A campanha eleitoral,
em 1945, com a participação de católicos no Movimento de Unidade Democrática
(MUD) marca o começo de mudança na imagem de Cerejeira que começa a ser acusado
de “amarrar a barca de Cristo à barca de César”.
Cerejeira sente-se
obrigado a vir dizer que a Igreja “estava acima e fora da política concreta de
regimes, sistemas, governos, partidos, programas, pessoas enquanto estes
respeitem a liberdade da Igreja e os princípios fundamentais da ordem moral,
social e política”.
O Estado Novo não
atentava contra o altar e esta atitude gerou críticas de ambos os lados,
especialmente o MUD porque ele não criticava o Governo e omitia a falta de
liberdades e a miséria em que viviam os trabalhadores.
Cerejeira há-de
recordar dez anos depois os desgostos dos anos quarenta. Um dos casos foi o
movimento pacifista Metanóia, no qual estiveram activos os irmãos Sá da Costa e
o padre Joaquim Alves Correia, autor de um artigo censurado e de um livro.

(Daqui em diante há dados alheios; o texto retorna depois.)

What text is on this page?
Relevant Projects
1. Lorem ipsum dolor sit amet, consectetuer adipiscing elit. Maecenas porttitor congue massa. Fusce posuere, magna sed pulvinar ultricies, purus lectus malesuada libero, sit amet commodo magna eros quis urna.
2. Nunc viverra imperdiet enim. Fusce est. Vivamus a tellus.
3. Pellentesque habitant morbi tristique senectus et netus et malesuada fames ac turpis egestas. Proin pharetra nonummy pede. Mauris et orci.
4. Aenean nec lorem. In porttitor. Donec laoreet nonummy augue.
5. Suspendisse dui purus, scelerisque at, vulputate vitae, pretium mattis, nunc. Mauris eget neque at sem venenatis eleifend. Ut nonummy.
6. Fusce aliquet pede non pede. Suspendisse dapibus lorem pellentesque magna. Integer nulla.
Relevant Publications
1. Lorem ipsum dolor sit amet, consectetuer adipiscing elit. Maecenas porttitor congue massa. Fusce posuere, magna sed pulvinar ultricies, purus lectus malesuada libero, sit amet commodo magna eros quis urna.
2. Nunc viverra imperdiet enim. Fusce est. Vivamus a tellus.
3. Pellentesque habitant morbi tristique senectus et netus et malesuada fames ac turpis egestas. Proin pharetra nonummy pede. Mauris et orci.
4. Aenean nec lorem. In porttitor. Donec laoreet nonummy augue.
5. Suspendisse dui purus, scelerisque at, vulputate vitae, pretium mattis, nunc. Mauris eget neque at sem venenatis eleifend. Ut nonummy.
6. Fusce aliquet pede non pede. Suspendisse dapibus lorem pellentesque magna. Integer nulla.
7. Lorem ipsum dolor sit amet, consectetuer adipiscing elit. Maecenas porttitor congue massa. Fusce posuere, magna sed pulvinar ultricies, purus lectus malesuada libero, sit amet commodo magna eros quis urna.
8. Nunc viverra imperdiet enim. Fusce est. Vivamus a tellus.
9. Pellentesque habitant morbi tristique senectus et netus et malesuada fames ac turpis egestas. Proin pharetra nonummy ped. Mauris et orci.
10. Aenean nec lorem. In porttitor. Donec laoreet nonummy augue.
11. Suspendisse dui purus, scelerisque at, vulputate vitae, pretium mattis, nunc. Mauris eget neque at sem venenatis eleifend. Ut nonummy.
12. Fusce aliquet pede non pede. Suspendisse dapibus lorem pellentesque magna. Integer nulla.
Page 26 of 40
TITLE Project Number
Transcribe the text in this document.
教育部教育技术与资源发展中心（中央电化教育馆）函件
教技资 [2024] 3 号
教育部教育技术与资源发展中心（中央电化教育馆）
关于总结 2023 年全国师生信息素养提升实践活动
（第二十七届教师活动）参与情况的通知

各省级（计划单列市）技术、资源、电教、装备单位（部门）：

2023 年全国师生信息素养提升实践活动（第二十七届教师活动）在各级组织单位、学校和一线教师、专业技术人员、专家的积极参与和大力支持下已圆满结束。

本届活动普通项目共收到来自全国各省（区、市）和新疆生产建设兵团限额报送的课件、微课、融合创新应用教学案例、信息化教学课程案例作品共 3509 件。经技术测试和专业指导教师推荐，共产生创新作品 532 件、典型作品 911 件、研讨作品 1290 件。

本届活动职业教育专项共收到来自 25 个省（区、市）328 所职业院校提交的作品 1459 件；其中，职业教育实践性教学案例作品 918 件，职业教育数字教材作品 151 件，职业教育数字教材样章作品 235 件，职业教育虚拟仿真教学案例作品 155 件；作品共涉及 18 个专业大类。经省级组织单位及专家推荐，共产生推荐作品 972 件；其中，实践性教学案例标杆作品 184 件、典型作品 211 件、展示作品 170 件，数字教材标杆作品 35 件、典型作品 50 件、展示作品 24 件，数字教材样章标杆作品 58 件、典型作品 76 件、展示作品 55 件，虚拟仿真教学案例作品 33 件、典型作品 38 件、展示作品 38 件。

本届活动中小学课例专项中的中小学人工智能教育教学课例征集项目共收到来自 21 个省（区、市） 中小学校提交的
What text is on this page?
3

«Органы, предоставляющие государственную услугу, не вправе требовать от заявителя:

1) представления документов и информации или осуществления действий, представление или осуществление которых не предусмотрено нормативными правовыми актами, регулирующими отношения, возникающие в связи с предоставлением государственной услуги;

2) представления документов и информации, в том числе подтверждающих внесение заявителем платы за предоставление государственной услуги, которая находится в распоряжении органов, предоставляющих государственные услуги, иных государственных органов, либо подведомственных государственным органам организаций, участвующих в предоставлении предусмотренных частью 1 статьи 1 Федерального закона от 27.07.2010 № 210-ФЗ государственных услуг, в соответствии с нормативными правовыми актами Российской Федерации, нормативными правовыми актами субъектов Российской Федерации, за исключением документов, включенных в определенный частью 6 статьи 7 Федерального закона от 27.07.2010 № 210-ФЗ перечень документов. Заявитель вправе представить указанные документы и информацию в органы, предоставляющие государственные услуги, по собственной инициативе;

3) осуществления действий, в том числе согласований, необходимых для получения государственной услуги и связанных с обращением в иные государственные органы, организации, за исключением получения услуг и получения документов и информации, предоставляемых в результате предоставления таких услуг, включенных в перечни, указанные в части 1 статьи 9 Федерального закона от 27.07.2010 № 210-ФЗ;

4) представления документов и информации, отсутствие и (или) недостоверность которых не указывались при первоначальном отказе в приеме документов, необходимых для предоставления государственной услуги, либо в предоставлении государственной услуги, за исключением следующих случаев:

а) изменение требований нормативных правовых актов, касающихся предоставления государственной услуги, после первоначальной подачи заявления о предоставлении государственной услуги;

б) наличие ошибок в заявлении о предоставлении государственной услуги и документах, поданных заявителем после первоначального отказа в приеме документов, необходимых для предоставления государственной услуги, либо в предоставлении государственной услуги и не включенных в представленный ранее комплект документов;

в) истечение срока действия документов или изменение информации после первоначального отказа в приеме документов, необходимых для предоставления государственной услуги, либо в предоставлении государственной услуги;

Cerejeira desautorizou o livro e calou-se quando o autor foi forçado ao exílio,
em 1946.
Também a atitude do
seu amigo Francisco Veloso e do padre Abel Varzim, assistente da LOC, não
deixaram de marcara o Cardeal. A intervenção de Cerejeira nas eleições de 1946
desagradou a Salazar que recusou ir a Fátima.
Também a reforma da
educação primária e secundária arrefeceu as amizades entre os dois num momento
em que aparece na cena política portuguesa o Partido Comunista Português. Em
1947, Álvaro Cunhal piscava o olho aos trabalhadores católicos mas condenava a
Hierarquia pelo apoio quedava ao regime e mandatar o clero a pregar “o ódio aos
comunistas” e se colocar ao lado do Estado Novo, “um cardeal milionário, com
acções na Mabor, sempre ao serviço dos ricos, querendo falsamente fazer-se
passar por pobre” (cf. Arquivo da PIDE/DGS.)
A Acção Católica
começava a distanciar-se do regime e a denunciar a precária situação dos
trabalhadores, com o Padre Abel Varzim a insurgir-se contra “o abandono por
parte do Estado dos operários à avidez de muitos miseráveis patrões”.
O seu jornal “O
Trabalhador” era extinto em 1948 e o padre Abel Varzim é afastado dos cargos
que ocupava. Cerejeira abandonava o padre crítico avisando os militantes da
Acção católica que não lhes cabia lutar pela emancipação total da classe
operária.
Começava aqui o
afastamento crescente entre a Igreja e os trabalhadores “tocados pelo fermento
revolucionário” e as acusações de comprometimento da Igreja com o Estado não
cessavam de crescer, mesmo no seio dos católicos, entre os quais se contavam
Orlando de Carvalho, do CADC de Coimbra.
Fazendo passar a
ideia de que Norton de Matos era anticlerical, o Estado Novo consegue novo
fôlego nas presidenciais de 1949. Calando a oposição através da Censura,
Cerejeira refugia-se dentro da Igreja e só voltou a falar da política na
ocupação indiana de Goa, Damão e Diu. Os problemas da Igreja nas Colónias ou
dos movimentos operários tiveram a indiferença como resposta do Cardeal... que
ia perdendo qualquer autoridade moral diante dos portugueses e dos católicos
insatisfeitos com o endurecimento do velho regime, durante a década de 50.
Impondo Fátima ao
país, cultivando a pompa e circunstância, satisfazendo o seu apetite por longas
viagens, aquele que tinha sido uma referência dos portugueses contra os
apetites vorazes do regime caíra em progressiva decadência...ostentada em
miríades de sessões solenes banais e encenadas para amortecer a queda do
regime.
Anunciava-se um ano
de 1958 de verdadeira crise para a Igreja portuguesa, com o abalo causado pela
campanha do general Humberto Delgado que aglutinou à sua volta muitos católicos
que se ergueram contra este Estado Novo.